In addition, the city’s Law Department is hiring two outside law firms to deal with the multi-pronged probe, which includes Manhattan District Attorney Cyrus Vance Jr. as well as U.S. Attorney Preet Bharara’s office.
The firms Debevoise & Plimpton and Carter Ledyard & Milburn will be paid for by taxpayers, but the cost has not been determined, officials said.
De Blasio’s fund-raising has come under intense scrutiny from law enforcement as part of several overlapping probes, including one into his role in raising money for the 2014 state Senate races.
The mayor has denied any wrongdoing and said he’s confident he and his aides have followed all the rules.
Meanwhile, authorities are looking at donations to de Blasio’s 2013 campaign for possible “straw donors,” an illegal fund-raising tactic used to circumvent campaign finance limits, according to a DNAInfo report.
A straw donor is someone who illegally uses another person’s money to make a political contribution in their name.
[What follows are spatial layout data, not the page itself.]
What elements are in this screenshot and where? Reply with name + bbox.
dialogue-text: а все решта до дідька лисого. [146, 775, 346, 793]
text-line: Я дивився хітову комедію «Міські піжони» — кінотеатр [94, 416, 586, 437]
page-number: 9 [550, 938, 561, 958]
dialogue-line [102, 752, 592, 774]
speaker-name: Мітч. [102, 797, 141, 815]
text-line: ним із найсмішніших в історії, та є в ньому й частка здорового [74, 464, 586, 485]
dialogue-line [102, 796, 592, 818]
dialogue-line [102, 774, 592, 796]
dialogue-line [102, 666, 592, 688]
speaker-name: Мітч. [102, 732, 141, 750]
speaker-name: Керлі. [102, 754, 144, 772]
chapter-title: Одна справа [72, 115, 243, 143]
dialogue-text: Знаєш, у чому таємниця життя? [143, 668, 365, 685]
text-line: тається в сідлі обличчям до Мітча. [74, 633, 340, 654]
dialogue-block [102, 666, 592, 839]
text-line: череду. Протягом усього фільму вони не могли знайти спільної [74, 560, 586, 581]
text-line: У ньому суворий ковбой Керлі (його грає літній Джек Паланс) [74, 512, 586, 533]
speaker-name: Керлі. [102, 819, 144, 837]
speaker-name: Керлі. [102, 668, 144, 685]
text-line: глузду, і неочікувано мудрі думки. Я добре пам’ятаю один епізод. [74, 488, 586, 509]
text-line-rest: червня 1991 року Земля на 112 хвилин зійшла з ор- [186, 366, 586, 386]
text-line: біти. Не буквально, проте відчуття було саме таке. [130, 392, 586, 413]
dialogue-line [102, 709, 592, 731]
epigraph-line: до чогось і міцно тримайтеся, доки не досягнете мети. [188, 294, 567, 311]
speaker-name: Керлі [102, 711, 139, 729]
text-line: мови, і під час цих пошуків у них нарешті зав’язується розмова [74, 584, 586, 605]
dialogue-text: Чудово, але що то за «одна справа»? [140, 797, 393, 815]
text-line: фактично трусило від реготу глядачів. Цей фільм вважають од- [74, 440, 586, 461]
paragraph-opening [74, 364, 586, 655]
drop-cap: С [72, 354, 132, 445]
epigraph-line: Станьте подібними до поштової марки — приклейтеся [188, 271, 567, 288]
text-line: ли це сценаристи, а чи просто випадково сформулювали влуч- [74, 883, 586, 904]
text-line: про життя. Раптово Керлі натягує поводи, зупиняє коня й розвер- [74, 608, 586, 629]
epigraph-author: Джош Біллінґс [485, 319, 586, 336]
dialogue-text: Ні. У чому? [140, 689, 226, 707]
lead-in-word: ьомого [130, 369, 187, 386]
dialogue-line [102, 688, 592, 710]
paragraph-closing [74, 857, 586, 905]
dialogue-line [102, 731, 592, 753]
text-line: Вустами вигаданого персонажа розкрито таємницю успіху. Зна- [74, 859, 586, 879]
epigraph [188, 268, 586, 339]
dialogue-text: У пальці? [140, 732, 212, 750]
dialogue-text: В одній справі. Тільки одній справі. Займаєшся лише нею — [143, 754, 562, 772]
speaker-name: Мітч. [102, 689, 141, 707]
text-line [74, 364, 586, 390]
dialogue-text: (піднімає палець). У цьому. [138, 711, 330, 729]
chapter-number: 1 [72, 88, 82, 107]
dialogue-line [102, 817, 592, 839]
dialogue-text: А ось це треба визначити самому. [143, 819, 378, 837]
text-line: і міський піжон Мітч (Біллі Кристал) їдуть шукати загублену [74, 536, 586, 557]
The sources declined to say which 2013 donations are being looked at, but the website reported that a few from the busy post-primary and transition period looked fishy.
“We are reviewing the donations and will take any appropriate action,” a spokesman for the mayor said.
The mayor, who did not take questions from reporters on Thursday, praised his departing aide Hinton in a statement for serving “with skill, with devotion, with a passionate commitment to others.”
“She will be missed,” he added.
Hinton said she was “proud” of her time at City Hall, and leaving to spend time with her daughter, a high school senior.
“While I have to admit she is not missing me that much, I am missing her a great deal and want to be part of her last year at home before college,” she said.
Officials said her decision to leave had nothing to do with the investigations.